No último domingo decidiram os portugueses que teremos de voltar novamente às urnas e, no próximo ato eleitoral vamos decidir apenas entre dois candidatos e esses dois candidatos são António José Seguro e André Ventura. Teremos tempo de comentar as diferenças entre os dois, mas neste momento não podemos deixar de refletir sobre os fatores que, para mim, foram fundamentais para se ter chegado a este ponto.
O facto fundamental foi a fragmentação da direita, resultante da gestão política do eleitorado conquistado nas legislativas, isto é, o facto da IL e do CHEGA terem obtido excelentes resultados, criou reais e fundamentadas expectativas dentro do eleitorado conquistado e a votação obtida por ambos assim o comprovou! Esta situação colocou-os numa situação de terem de escolher entre o ótimo democrático e ótimo eleitoral e é dessa forma que se criou uma situação de “lose lose” para o PSD, que acaba vítima do momento eleitoral dos seus parceiros da direita.
Pela questão da gestão partidária, apoiar um candidato de outro partido era impensável para o PSD, a gestão interna dos egos dos seus proeminentes “senadores” também não ajudou e as feridas ainda não saradas das guerras internas passadas tornaram impossível uma candidatura potencialmente vencedora à primeira volta. Não deixo de notar que um candidato declaradamente apoiado pelo PSD, que é atualmente governo, ficar em 5º lugar era um cenário impensável! Mesmo com este enquadramento foi uma péssima gestão política por parte dos dirigentes do PSD, que em determinado momento tiveram a oportunidade de apoiar Gouveia e Melo, alguém que além de evitar ter de escolher entre “senadores” garantia de pelo menos chegar à 2ª volta.
O PS e em especial José Luis Carneiro, respirou de alívio porque o espetro político á sua esquerda, unido não chegou aos 5%! Situação impensável á partida e diametralmente oposta ao PSD em que á sua direita, 3 candidatos que obtiveram maior votação que Marques Mendes… Lembremos que Seguro foi uma casca de banana lançada a Carneiro num momento em que Gouveia e Melo parecia ser a escolha que garantia uma vitória à direita, facto que não pode ser agora esquecido.
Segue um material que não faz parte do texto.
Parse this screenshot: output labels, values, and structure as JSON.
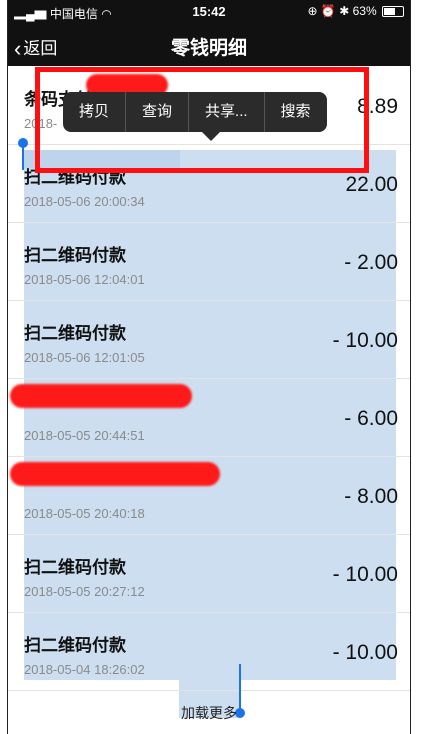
{
  "status": {
    "carrier": "中国电信",
    "time": "15:42",
    "battery": "63%",
    "battery_level": 0.63
  },
  "nav": {
    "back_label": "返回",
    "title": "零钱明细"
  },
  "context_menu": [
    "拷贝",
    "查询",
    "共享...",
    "搜索"
  ],
  "rows": [
    {
      "name": "条码支付",
      "date": "2018-",
      "amount": "8.89"
    },
    {
      "name": "扫二维码付款",
      "date": "2018-05-06 20:00:34",
      "amount": "22.00"
    },
    {
      "name": "扫二维码付款",
      "date": "2018-05-06 12:04:01",
      "amount": "- 2.00"
    },
    {
      "name": "扫二维码付款",
      "date": "2018-05-06 12:01:05",
      "amount": "- 10.00"
    },
    {
      "name": "",
      "date": "2018-05-05 20:44:51",
      "amount": "- 6.00"
    },
    {
      "name": "",
      "date": "2018-05-05 20:40:18",
      "amount": "- 8.00"
    },
    {
      "name": "扫二维码付款",
      "date": "2018-05-05 20:27:12",
      "amount": "- 10.00"
    },
    {
      "name": "扫二维码付款",
      "date": "2018-05-04 18:26:02",
      "amount": "- 10.00"
    }
  ],
  "load_more": "加载更多",
  "colors": {
    "selection": "#b6d0ea",
    "annotation_red": "#ff1010",
    "handle_blue": "#1a73e8"
  }
}
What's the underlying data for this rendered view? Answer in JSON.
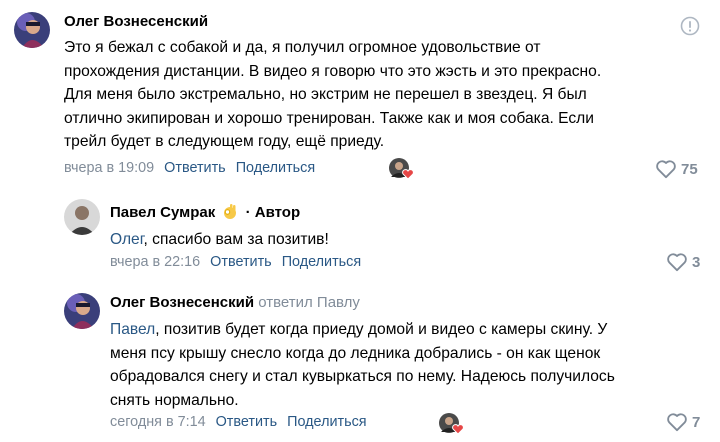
{
  "comments": [
    {
      "author": "Олег Вознесенский",
      "text_lines": [
        "Это я бежал с собакой и да, я получил огромное удовольствие от",
        "прохождения дистанции. В видео я говорю что это жэсть и это прекрасно.",
        "Для меня было экстремально, но экстрим не перешел в звездец. Я был",
        "отлично экипирован и хорошо тренирован. Также как и моя собака. Если",
        "трейл будет в следующем году, ещё приеду."
      ],
      "time": "вчера в 19:09",
      "reply_label": "Ответить",
      "share_label": "Поделиться",
      "likes": "75",
      "icons": {
        "report": "report-icon",
        "heart": "heart-icon"
      }
    },
    {
      "author": "Павел Сумрак",
      "badge": "Автор",
      "mention": "Олег",
      "text": ", спасибо вам за позитив!",
      "time": "вчера в 22:16",
      "reply_label": "Ответить",
      "share_label": "Поделиться",
      "likes": "3"
    },
    {
      "author": "Олег Вознесенский",
      "replied_to": "ответил Павлу",
      "mention": "Павел",
      "first_line_rest": ", позитив будет когда приеду домой и видео с камеры скину. У",
      "text_lines": [
        "меня псу крышу снесло когда до ледника добрались - он как щенок",
        "обрадовался снегу и стал кувыркаться по нему. Надеюсь получилось",
        "снять нормально."
      ],
      "time": "сегодня в 7:14",
      "reply_label": "Ответить",
      "share_label": "Поделиться",
      "likes": "7"
    }
  ],
  "colors": {
    "link": "#2a5885",
    "meta": "#818c99",
    "heart_red": "#e64646"
  }
}
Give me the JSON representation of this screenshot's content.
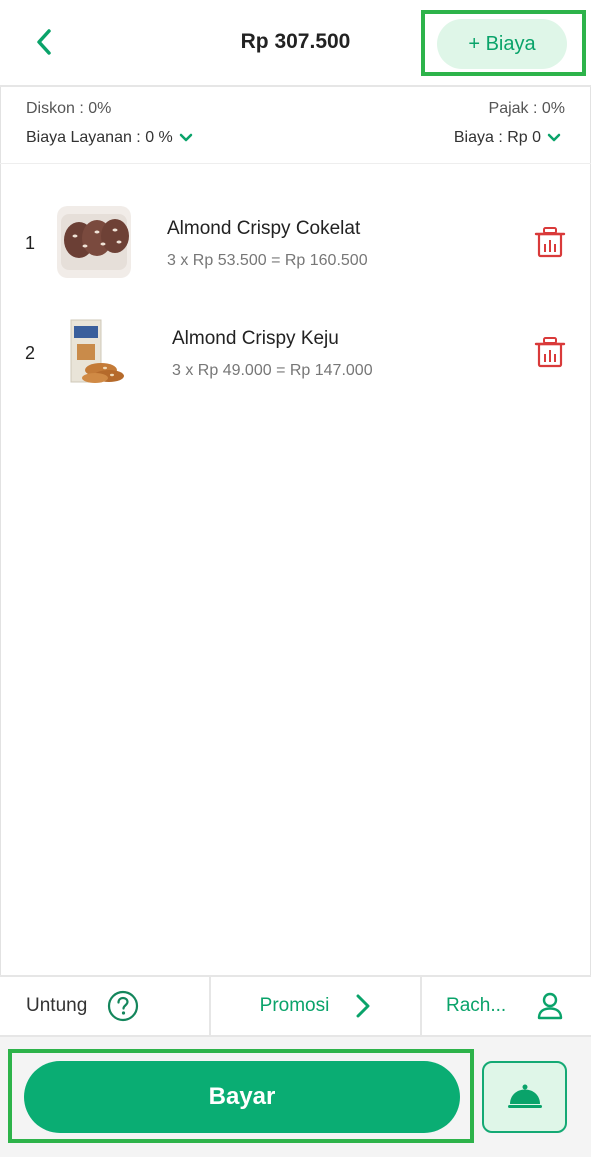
{
  "header": {
    "back_icon": "chevron-left-icon",
    "total": "Rp 307.500",
    "add_fee_label": "+ Biaya"
  },
  "settings": {
    "diskon": "Diskon : 0%",
    "pajak": "Pajak  : 0%",
    "biaya_layanan": "Biaya Layanan : 0 %",
    "biaya": "Biaya : Rp 0"
  },
  "items": [
    {
      "number": "1",
      "name": "Almond Crispy Cokelat",
      "price_line": "3 x Rp 53.500 = Rp 160.500",
      "thumbnail_icon": "chocolate-crisps-image"
    },
    {
      "number": "2",
      "name": "Almond Crispy Keju",
      "price_line": "3 x Rp 49.000 = Rp 147.000",
      "thumbnail_icon": "cheese-crisps-image"
    }
  ],
  "bottom_bar": {
    "untung_label": "Untung",
    "promosi_label": "Promosi",
    "customer_label": "Rach..."
  },
  "footer": {
    "pay_label": "Bayar",
    "order_icon": "food-cloche-icon"
  },
  "colors": {
    "accent": "#0aad73",
    "accent_light": "#dff6e8",
    "delete": "#d93a3a",
    "highlight": "#2db34a"
  }
}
Seguro teve um grande mérito: ninguém notou por ele na campanha! Os restantes candidatos assumiam as despesas da campanha, numa luta contra comum contra Ventura e que permitiu a Seguro gerir tudo com o mínimo ruído e sem erros. Não há nada que na sua campanha tenha sido marcante ou cativante, apenas sobreviveu e provavelmente agora reinará entre os destroços de uma direita cuja campanha foi num primeiro momento “anti-Almirante” e no segundo momento “anti-Ventura”! Acredito que de facto Seguro vencerá por mérito da sua paciência individual, talvez seja até uma sapatada de luva branca aos agora experientes “Jovens Turcos” do PS, que o lançaram para condicionar à partida as opções de J.L. Carneiro.
Posto tudo isto e apesar de tudo indicar que Seguro vá ganhar a 2ª volta, o grande vencedor já é Ventura, pois ganhou as “suas” eleições. Neste momento o grande facto político é que ele é o líder e figura da alternativa à direita do PS, o resto fica para nós comentadores andarmos entretidos com as métricas dos valores morais e democráticos!